La dernière en date est Clarisse Bocquet, qui répond sans doute à un idéal longtemps cherché, car il s’est violemment épris d’elle ; il pleure en lui baisant les paupières, tout secoué dans ses ardeurs charnelles par un besoin de cultiver la petite fleur bleue des romances. C’est chez Clarisse qu’il reçoit ses amis et, dans ce salon de la rue de la Cerisaie, le sentencieux Duveyrier, si morne chez sa femme, retrouve un air de jeunesse, les taches saignantes de son front tournent au rose, ses yeux obliques luisent d’une gaieté d’enfant. Les visites hebdomadaires ne lui suffisent plus ; il s’échappe entre deux suspensions d’audience, faisant seulement à la dignité de la magistrature la concession de retirer son ruban rouge quand il arrive chez sa maîtresse. Il croit d’ailleurs à la parfaite vertu de Clarisse qui, pourtant, le trompe sans scrupule, et il reste pétrifié le jour où elle le lâche brutalement. C’est pour Duveyrier une immense amertume, dont il est à peine distrait par la mort du vieux Vabre et les manœuvres à accomplir, de connivence avec Clotilde, pour spolier ses deux beaux-frères.
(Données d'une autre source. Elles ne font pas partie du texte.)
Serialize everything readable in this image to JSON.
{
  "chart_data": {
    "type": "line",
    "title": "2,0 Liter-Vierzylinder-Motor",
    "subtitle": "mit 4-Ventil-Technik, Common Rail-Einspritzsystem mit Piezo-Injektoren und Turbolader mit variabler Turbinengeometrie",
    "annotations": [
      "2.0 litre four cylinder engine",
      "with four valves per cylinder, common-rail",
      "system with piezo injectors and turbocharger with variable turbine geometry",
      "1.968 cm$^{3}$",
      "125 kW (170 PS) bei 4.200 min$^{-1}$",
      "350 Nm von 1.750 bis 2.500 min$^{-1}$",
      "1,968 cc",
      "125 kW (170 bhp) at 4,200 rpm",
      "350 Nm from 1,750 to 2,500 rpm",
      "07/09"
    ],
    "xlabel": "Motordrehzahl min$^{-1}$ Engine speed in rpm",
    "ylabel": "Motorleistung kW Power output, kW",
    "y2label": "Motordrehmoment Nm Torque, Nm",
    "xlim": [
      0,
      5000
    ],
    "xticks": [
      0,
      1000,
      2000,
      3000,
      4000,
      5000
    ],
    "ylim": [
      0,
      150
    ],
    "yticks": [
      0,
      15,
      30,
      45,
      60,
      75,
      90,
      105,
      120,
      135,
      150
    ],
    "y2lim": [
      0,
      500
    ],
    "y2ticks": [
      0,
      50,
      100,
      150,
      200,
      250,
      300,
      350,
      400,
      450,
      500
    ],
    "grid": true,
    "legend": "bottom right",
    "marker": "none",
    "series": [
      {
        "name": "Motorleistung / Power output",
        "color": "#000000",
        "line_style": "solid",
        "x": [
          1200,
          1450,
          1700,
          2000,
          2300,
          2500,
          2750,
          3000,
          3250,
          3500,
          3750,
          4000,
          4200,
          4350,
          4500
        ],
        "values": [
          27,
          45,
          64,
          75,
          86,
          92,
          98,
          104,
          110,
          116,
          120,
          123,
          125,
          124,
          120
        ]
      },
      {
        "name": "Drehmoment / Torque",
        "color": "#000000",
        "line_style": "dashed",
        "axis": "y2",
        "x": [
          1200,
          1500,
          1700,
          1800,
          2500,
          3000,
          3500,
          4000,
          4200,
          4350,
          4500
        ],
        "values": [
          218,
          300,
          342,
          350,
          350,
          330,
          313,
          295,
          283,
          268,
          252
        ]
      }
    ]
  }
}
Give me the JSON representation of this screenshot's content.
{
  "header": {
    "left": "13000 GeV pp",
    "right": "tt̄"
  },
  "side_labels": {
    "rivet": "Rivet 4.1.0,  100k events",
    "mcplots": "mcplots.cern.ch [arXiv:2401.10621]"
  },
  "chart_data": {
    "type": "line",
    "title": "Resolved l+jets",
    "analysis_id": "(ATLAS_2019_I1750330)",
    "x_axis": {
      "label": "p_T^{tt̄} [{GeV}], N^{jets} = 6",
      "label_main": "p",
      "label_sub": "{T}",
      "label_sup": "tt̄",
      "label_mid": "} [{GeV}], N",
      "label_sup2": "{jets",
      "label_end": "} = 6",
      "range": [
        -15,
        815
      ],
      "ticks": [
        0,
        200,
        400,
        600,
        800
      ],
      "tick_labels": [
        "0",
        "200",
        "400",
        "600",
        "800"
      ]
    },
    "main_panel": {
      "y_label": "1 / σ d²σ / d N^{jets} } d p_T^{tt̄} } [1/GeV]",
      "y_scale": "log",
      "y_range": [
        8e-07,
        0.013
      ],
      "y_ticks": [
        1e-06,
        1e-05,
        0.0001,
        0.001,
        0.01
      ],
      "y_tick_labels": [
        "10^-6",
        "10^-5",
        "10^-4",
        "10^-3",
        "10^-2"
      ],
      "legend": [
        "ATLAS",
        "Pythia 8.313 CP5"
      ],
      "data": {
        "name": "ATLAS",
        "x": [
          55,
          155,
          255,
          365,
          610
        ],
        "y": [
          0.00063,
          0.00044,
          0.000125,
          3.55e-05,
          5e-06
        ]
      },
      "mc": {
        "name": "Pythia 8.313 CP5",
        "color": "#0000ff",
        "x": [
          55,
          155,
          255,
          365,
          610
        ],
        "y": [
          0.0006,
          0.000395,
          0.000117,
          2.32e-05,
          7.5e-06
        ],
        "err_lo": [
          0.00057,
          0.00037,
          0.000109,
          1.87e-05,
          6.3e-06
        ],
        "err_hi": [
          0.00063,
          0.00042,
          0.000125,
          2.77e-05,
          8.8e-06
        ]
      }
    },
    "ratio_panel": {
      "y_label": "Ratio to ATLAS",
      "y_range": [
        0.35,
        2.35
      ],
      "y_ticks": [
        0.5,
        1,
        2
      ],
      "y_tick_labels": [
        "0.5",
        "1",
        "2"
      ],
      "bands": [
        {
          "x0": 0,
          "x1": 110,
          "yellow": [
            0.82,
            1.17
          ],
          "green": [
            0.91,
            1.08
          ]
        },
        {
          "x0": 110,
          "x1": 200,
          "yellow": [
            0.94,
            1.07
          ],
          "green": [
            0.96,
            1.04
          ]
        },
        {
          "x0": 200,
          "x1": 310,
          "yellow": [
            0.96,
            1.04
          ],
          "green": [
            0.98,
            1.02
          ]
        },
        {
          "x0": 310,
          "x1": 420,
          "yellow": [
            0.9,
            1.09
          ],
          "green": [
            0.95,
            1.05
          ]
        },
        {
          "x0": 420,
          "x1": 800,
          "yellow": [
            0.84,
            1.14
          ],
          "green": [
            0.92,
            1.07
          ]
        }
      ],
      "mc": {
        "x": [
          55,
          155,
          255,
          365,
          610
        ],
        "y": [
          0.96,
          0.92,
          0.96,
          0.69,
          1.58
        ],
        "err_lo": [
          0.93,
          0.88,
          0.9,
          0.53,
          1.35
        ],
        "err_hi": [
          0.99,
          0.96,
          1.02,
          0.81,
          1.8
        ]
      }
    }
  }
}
Dans son désarroi de mâle abandonné, il couche avec Adèle, la bonne des Josserand, mais rien ne remplace Clarisse et, lorsqu’un jour le hasard la lui fait rencontrer sous une porte, il est trop heureux de la reprendre, de la réinstaller rue d’Assas dans un bel appartement, acceptant ses nouvelles conditions, renonçant à l’amusant intérieur d’autrefois, se résignant, lui que la musique horripile, à subir la torture d’un piano, retrouvant chez sa maîtresse un coin de bourgeoisie féroce où se répètent tous les ennuis de son ménage, dans de l’ordure et du vacarme.
Mais cette secousse l’a profondément atteint ; des embarras d’argent lui sont venus, il baisse, les jeunes avocats le regardent d’un air polisson, ce qui le gêne pour rendre la justice. Jeté dans l’escalier par la famille de Clarisse, il a essayé de se suicider et cette tentative ratée l’a laissé la mâchoire de travers, déviée à gauche. Il va d’ailleurs devenir président de chambre et officier de la Légion d’honneur, juste récompense de sa férocité de magistrat. Et Duveyrier remplacera Clarisse par une nouvelle maîtresse un peu mûre, mais romanesque, l’âme élargie par cet idéal dont il a besoin pour épurer l’amour.